Reeling off more, she said there are incompetent people getting appointed to sensitive positions of public service, criminals getting away with so much simply because they can pay for it or know someone in high places, and public servants fattening at the expense of tax payers’ money while treating these tax payers with disregard.
“People losing all manner of hope in our systems — the colour has drained off our nation’s face,” she said, adding that injustice has led to the behemoth of corruption, selfishness, unnecessary politicking for favours, avoidable poverty, impunity, ineptness, injudicious incarcerations, a decline in morals, a far-from-enviable education system, an acutely ailing economy are only breeding a “nation for scorn.”
Museveni’s eternal seat
President Museveni has presided over Uganda for 33 years since his historic arrival in Kampala through the bushes of Luwero in 1986. Although he has restored stability and arguably a sense of security, his records are greatly challenged by his opponents who insist he would have done better.
Opposition, development partners and rights agencies have always cited, among others, acute corruption, failing service delivery such as in health, as well as the growing spate of insecurity characterised by assassinations and robberies as a sign that Museveni has given his best for the country but cannot do any better.
But he does not show any sign of passing over the baton to another person. In December, Museveni pushed Parliament to pass a controversial bill that saw to the scrapping of the presidential age cap from the Constitution to allow him another go at the presidency when he would have been ineligible to seek re-election when his current term expires in 2021.
So far, every indication is that Museveni will stand for re-election in 2021 with most of his opponents not convinced her can concede defeat in an election having controversially won the last three polls and recently changed his rhetoric on democracy by stating that elections are useless and that Opposition were wasting their time clamouring for transition.
But Mirembe, who does not subscribe to any of the parties currently and appears to be looking at a ticket as an Independent presidential candidate, said it’s impossible to rectify the failures in the country “by giving back evil to those that serve us evil.”
“We cannot heal this nation by returning wrong for wrong — you don’t put out a fire by lighting a fire. We need to purposely love our country and neighbor out of this pit we find ourselves in,” the presidential hopeful said.
At just 31 and with hardly any experience up her sleeves in public management, she would not only be the youngest hopeful to eye the presidency but also one inexperienced lot.
Yet she is not moved by these, citing her innate passion and compassion for seeking justice in society.
“We can teach anyone competence, but we can’t teach passion and compassion.

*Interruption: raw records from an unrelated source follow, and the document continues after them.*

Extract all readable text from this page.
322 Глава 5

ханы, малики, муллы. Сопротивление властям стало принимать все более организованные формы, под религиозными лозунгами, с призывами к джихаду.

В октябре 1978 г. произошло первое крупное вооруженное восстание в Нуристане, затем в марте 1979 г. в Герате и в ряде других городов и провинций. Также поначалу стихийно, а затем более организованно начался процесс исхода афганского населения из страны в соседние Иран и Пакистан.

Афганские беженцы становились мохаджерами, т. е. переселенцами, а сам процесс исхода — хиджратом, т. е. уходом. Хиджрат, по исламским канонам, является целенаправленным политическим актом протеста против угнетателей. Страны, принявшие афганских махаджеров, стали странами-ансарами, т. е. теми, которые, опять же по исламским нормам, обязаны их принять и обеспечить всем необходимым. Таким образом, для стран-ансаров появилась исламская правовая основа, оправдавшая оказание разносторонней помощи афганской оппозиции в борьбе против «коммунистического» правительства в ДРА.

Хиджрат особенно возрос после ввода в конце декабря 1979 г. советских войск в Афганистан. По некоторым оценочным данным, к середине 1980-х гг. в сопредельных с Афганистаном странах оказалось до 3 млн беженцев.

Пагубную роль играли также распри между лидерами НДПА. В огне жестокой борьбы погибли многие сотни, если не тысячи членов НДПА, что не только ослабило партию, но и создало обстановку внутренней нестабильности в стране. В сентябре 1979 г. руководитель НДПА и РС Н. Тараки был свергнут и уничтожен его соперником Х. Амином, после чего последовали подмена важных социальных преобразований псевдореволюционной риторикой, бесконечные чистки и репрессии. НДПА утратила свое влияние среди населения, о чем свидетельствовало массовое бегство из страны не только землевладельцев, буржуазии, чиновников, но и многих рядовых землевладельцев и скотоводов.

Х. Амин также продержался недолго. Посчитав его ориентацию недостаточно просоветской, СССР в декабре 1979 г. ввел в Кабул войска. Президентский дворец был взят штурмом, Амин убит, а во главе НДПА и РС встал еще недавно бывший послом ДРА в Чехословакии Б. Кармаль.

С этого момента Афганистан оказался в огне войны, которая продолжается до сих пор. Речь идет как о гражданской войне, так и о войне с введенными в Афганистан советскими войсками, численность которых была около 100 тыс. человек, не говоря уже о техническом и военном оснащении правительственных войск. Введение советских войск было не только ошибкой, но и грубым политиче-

Together, we can change our nation as one learns from one — God being our overall helper,” she said.
Mirembe urged the nation to put in genuine prayers for President Museveni, whom she said remains a great leader with an uncommon foresight.
“He may have fallen short here and there but even the best of us fall short. Let’s not be quick to judge; but to forgive, appreciate and bless everyone around us as we continue to pursue a better future for our country,” she said.
The presidential hopeful said that having declared her presidential ambition, she will be consulting extensively on the seemingly unfeasible dream with a view to chalking up the necessary backing she needs to put up a formidable challenge in 2021.